Takeaways for business

First, Canadian courts have shown a tendency to situate a breach within a defendant’s broader information-handling practices. If an organization can demonstrate that it has implemented information-handling practices that conform to industry standards, it appears to be less likely that a court will find a single breach to be the result of recklessness. The opposite may be true when an organization has failed to do so. Organizations that do not have a robust privacy program (or are not sure about the status, currency or content of their privacy program) should consider reviewing their current efforts against legislative requirements, industry norms and third party standards.

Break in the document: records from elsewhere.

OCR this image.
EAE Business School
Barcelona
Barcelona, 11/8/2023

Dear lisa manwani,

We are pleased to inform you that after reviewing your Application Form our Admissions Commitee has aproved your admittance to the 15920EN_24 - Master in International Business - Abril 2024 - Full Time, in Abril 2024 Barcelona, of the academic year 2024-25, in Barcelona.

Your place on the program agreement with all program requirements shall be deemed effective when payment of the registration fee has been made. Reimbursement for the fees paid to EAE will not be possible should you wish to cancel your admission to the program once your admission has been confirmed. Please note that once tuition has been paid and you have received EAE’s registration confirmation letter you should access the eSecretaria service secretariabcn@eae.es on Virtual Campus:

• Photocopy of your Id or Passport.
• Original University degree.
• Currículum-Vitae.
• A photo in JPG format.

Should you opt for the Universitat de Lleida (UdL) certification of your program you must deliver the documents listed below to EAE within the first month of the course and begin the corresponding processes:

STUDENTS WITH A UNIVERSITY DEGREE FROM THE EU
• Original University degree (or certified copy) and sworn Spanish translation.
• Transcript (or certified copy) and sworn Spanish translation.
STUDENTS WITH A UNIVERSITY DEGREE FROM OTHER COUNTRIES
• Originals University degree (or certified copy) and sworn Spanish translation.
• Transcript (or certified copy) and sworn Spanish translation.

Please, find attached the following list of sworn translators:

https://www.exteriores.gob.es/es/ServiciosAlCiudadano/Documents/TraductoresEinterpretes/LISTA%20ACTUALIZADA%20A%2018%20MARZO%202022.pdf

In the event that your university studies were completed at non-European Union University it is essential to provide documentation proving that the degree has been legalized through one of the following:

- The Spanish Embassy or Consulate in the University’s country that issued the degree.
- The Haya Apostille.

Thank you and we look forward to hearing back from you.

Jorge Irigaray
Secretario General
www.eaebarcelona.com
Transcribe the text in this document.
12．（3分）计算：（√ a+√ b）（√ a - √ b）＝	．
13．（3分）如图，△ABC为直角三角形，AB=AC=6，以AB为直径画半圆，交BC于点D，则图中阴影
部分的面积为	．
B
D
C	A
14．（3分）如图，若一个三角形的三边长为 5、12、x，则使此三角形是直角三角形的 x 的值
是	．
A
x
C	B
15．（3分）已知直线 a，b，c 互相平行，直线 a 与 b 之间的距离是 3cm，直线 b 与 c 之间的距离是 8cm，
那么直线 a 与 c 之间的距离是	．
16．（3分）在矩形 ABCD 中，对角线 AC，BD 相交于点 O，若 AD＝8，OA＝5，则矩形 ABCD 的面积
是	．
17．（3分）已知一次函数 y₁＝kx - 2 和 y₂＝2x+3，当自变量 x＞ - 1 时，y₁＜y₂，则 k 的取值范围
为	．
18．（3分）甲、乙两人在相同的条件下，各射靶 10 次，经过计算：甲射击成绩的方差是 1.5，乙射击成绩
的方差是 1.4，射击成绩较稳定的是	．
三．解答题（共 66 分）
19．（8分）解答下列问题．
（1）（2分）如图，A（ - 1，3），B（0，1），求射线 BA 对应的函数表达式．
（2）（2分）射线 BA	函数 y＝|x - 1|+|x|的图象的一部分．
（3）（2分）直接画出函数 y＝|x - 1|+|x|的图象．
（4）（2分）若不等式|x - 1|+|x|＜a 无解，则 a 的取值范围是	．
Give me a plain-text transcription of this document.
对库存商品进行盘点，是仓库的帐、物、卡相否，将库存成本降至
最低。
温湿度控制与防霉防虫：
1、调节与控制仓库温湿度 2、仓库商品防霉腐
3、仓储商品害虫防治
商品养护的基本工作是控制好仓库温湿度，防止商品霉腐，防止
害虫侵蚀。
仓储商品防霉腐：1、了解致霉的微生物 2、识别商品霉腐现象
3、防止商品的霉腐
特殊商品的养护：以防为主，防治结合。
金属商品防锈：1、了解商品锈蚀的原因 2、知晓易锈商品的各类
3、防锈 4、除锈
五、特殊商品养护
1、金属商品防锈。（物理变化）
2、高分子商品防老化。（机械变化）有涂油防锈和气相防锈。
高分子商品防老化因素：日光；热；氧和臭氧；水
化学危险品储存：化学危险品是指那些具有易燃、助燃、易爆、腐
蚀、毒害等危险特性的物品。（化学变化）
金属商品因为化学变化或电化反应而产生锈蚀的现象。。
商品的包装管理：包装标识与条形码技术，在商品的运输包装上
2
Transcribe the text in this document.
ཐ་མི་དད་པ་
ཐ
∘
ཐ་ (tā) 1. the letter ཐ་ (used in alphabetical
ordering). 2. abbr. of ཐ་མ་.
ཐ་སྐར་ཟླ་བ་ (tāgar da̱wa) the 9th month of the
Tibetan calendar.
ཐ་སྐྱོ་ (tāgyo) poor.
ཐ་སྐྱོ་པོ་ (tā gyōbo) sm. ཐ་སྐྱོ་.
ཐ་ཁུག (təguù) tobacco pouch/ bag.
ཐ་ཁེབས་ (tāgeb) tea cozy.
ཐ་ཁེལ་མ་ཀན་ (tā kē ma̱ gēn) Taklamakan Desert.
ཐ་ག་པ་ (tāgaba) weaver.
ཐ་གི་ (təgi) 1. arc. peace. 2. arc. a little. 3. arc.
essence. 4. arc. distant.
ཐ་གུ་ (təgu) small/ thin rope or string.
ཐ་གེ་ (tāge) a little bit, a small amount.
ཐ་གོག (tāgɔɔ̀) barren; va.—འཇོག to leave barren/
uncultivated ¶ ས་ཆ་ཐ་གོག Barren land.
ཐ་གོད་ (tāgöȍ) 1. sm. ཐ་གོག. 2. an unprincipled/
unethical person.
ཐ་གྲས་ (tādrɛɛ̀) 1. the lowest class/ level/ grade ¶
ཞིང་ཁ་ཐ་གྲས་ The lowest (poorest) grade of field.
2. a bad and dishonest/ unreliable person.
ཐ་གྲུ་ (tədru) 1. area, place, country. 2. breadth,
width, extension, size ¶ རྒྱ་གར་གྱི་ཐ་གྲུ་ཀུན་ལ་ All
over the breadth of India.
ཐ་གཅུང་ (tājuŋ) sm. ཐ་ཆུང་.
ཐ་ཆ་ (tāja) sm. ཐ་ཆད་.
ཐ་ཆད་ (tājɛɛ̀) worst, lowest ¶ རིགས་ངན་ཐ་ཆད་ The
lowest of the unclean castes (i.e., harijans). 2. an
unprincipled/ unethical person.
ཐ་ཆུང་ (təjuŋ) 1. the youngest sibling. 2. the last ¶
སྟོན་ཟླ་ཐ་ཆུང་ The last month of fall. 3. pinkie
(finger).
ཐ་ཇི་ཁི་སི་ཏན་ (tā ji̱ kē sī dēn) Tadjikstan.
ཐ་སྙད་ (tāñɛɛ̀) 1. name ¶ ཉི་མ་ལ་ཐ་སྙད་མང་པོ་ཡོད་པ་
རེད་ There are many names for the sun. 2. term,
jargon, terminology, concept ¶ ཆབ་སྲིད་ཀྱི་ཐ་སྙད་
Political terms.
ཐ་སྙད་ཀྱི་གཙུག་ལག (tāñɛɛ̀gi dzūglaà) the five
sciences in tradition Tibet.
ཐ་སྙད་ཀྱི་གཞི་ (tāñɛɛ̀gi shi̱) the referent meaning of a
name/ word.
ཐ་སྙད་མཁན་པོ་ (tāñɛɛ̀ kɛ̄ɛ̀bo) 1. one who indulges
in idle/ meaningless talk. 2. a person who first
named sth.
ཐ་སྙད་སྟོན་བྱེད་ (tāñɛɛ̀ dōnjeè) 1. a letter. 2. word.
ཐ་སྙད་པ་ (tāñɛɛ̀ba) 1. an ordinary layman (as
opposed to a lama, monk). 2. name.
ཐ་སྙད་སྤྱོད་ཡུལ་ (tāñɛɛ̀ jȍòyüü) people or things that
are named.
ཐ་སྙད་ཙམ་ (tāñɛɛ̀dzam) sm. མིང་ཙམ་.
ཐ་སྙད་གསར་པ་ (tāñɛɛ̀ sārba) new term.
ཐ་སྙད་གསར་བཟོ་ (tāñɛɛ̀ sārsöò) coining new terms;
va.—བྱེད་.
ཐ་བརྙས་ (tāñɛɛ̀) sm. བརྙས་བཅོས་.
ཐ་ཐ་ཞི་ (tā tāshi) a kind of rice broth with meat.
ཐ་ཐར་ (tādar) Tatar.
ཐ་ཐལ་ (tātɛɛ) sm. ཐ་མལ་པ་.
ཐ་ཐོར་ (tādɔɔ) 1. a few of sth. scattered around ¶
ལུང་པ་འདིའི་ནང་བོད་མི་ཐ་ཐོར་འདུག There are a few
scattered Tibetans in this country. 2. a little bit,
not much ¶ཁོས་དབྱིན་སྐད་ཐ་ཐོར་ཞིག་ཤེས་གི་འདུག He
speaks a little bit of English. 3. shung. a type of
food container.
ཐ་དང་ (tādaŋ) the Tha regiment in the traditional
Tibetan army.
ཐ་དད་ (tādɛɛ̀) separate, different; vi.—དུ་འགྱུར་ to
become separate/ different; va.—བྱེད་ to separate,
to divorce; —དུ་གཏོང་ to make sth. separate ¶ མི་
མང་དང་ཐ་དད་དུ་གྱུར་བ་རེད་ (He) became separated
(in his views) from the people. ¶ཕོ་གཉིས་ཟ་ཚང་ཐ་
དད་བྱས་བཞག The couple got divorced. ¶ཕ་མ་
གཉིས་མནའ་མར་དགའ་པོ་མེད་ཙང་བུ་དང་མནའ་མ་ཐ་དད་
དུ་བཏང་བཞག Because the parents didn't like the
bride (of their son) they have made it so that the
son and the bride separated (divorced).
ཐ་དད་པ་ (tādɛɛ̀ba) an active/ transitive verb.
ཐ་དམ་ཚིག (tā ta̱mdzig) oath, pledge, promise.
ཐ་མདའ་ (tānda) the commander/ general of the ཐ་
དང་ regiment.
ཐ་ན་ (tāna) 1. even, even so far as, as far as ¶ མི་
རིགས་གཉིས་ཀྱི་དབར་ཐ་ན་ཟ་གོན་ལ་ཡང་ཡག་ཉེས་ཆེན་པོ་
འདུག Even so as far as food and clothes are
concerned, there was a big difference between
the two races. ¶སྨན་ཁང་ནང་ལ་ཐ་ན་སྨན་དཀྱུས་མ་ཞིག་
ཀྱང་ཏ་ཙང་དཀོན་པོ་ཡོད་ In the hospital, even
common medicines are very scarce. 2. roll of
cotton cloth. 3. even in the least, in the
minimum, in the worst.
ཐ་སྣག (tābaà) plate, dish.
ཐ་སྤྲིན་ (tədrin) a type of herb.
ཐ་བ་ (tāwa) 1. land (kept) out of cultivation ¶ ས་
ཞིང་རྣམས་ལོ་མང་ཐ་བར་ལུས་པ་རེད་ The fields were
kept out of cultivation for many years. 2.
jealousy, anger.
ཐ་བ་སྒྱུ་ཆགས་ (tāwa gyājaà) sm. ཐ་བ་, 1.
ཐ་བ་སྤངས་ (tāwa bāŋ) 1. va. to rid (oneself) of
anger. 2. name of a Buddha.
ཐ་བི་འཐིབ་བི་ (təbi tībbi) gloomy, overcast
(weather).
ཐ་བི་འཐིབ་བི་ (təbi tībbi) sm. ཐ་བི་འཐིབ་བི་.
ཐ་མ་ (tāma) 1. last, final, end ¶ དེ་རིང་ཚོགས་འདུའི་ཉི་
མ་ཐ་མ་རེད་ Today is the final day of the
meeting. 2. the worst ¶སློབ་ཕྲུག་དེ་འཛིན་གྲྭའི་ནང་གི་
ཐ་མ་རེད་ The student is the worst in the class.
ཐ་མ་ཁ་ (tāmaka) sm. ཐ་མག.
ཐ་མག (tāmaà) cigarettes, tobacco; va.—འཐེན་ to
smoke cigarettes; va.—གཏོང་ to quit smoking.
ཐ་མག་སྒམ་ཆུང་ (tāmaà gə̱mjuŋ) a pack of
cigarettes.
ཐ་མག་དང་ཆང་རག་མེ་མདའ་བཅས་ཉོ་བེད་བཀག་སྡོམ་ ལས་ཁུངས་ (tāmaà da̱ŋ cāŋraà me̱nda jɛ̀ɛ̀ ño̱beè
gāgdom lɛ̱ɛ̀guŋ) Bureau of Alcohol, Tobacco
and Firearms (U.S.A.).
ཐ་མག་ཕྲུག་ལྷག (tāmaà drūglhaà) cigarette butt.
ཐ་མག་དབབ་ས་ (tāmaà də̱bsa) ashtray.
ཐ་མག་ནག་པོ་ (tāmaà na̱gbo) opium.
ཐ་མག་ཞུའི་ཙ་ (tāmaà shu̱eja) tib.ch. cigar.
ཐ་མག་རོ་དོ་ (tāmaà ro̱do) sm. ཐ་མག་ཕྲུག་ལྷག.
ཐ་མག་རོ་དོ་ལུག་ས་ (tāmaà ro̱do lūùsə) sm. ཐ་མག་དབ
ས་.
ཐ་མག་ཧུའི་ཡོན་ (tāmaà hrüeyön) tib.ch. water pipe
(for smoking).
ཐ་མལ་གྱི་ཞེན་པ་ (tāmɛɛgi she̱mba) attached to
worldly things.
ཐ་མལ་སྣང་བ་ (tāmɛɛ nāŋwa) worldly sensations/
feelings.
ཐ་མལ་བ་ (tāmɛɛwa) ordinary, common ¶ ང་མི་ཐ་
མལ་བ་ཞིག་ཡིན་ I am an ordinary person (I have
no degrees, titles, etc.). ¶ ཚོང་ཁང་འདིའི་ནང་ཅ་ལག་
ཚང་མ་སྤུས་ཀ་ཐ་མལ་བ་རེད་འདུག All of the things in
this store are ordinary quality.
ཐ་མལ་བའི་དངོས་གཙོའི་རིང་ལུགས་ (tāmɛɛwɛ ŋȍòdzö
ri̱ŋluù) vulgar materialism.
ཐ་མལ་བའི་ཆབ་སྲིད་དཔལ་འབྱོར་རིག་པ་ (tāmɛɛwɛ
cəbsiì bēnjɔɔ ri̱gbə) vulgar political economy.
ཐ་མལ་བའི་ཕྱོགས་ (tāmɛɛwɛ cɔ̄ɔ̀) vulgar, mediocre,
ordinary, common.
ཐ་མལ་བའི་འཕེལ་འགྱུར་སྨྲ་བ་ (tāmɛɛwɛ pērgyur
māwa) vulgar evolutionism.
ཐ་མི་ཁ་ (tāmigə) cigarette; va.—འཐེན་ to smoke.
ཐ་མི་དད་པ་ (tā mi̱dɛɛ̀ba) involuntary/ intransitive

Additionally, where an organization has established safeguards in the form of internal policies and procedures, its failure to follow those policies may weigh towards a finding of recklessness. Organizations should consider regular audits of their practices against their policies – staff turnover, reorganizations, or changes is governance can mean established, approved processes evolve in ways that are not helpful to the organization.

Finally, these decisions indicate that recklessness may have a temporal component. A court may be less likely to view an organization as reckless if its security safeguards suffer an isolated failure, rather than a failure that takes place over months or is systemic in nature.